Passages From “And Let It Remain”

Here are seven passages taken from my book “And Let It Remain”:

He had chanced to utter things that he instantly regretted, that he knew he never meant, words that merely spoke themselves – that is language sometimes.

He had seen her eyes close. He saw she had lost herself in a possibility, a possibility his words had only suggested, but not foretold; that he might get to a point where he could not stand her – something he immediately said would never happen. But the possibility had been spoken, and people live in possibility. 

The endless distractions: a glass of tea here, a cigarette there; a nap, a walk, an endless stretch of daydreams; songs, food, drinks, TV shows, movies; idle talk, video games, gossip.
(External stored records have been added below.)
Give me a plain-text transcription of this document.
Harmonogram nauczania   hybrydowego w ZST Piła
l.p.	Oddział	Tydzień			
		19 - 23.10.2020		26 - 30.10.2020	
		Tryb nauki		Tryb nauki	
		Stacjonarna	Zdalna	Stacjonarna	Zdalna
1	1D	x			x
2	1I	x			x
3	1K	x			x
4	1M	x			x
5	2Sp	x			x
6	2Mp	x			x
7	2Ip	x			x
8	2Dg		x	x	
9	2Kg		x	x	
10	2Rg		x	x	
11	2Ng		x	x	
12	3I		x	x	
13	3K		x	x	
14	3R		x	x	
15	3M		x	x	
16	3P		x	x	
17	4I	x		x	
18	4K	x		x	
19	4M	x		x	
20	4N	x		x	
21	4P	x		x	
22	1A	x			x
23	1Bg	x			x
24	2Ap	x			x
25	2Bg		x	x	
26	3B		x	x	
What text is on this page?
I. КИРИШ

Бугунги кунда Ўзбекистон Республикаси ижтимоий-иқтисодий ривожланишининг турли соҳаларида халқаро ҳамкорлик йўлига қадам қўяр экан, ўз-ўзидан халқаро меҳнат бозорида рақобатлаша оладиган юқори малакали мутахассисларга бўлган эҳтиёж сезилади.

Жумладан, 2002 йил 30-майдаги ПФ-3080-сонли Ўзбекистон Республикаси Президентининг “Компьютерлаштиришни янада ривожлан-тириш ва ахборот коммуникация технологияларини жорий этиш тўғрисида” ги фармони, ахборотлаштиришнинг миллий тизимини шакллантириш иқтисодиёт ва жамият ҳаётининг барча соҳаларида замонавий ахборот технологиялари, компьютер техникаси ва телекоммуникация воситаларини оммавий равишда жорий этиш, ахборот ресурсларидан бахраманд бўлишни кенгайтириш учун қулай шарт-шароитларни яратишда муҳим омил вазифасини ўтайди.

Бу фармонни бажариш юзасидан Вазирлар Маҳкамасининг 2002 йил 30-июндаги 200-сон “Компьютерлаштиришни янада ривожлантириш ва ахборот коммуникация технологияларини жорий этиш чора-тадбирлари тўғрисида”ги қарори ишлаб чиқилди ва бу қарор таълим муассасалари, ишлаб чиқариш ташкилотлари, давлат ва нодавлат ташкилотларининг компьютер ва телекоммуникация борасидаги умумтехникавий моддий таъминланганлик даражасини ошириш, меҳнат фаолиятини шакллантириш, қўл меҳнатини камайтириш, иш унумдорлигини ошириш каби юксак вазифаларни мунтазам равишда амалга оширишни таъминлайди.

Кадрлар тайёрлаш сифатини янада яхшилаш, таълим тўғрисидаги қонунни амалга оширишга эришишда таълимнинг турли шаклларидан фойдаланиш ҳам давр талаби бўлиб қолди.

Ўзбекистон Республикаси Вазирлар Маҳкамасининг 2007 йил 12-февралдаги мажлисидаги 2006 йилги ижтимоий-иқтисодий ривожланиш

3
The restlessness that gives way to movement, the movement that gives way to restlessness, and somewhere, floating between, a stillness that seems ephemeral, but only because one tries to hold on to it.

She morphed into a cloud, floating in absence, through obscurity, no one there, and yet, there she remained. 

She was gone now, but his memories were so painfully vivid; they conjured up her ghost around the buildings, along the pathways and sidewalks, in the forest, and on the hills across the fields. The path went by her room, the path he had to walk every day to get to town. He walked the path daily, and every time he approached her building, his heart would pound, his stomach would drop, and his eyes would try and shoot out from their sockets toward its direction. He always looked, and it always made him feel, and the feeling always made him think, and his thoughts always made him wonder, and his wonder always made him afraid, afraid he had lost her. And with this, the challenge of feeling love at its extreme limits became a delicate test of teetering on the brink of sanity, unsure of whether the disintegration of his mind that seemed to be taking place was, at heart, some divine and cleansing purgation, or the effect of some disastrous misfortune to his psyche, or both. 

How does one survive the challenges associated with the mysteries of life? By that I mean the great wonders and the unfathomable beauty that survives without reason or a lasting explanation, always as an incomplete answer, like a divided number with a constant remainder. Do we survive by taking pleasure in the mystery itself, finding peace in the fact that it is a mystery with no complete answer? By indulging in the mystery, by accepting that unanswerable quality as somehow the source of its majesty? What is an answer after all? Does knowing how a flower grows increase the splendor of watching it bloom?

The patience with which he heard her speak to her child was enough to impress upon him the conviction that here was a woman confident enough to give all that she could without expectation of anything in return; there was no residue of burden whatsoever placed upon her son that might make him feel responsible for his mother’s happiness or self-worth. Here was devotion given life and made manifest, away from the hollow talk of good intentions and exalted promises, speech which counts for nothing until animated by the moment-to-moment sacrifice that constitutes the worship of living love. 

“What bothers me is the hurry and the pace at which we live. We rush through life, creating unpardonable destinies, and then we get to the end, and want it all back.”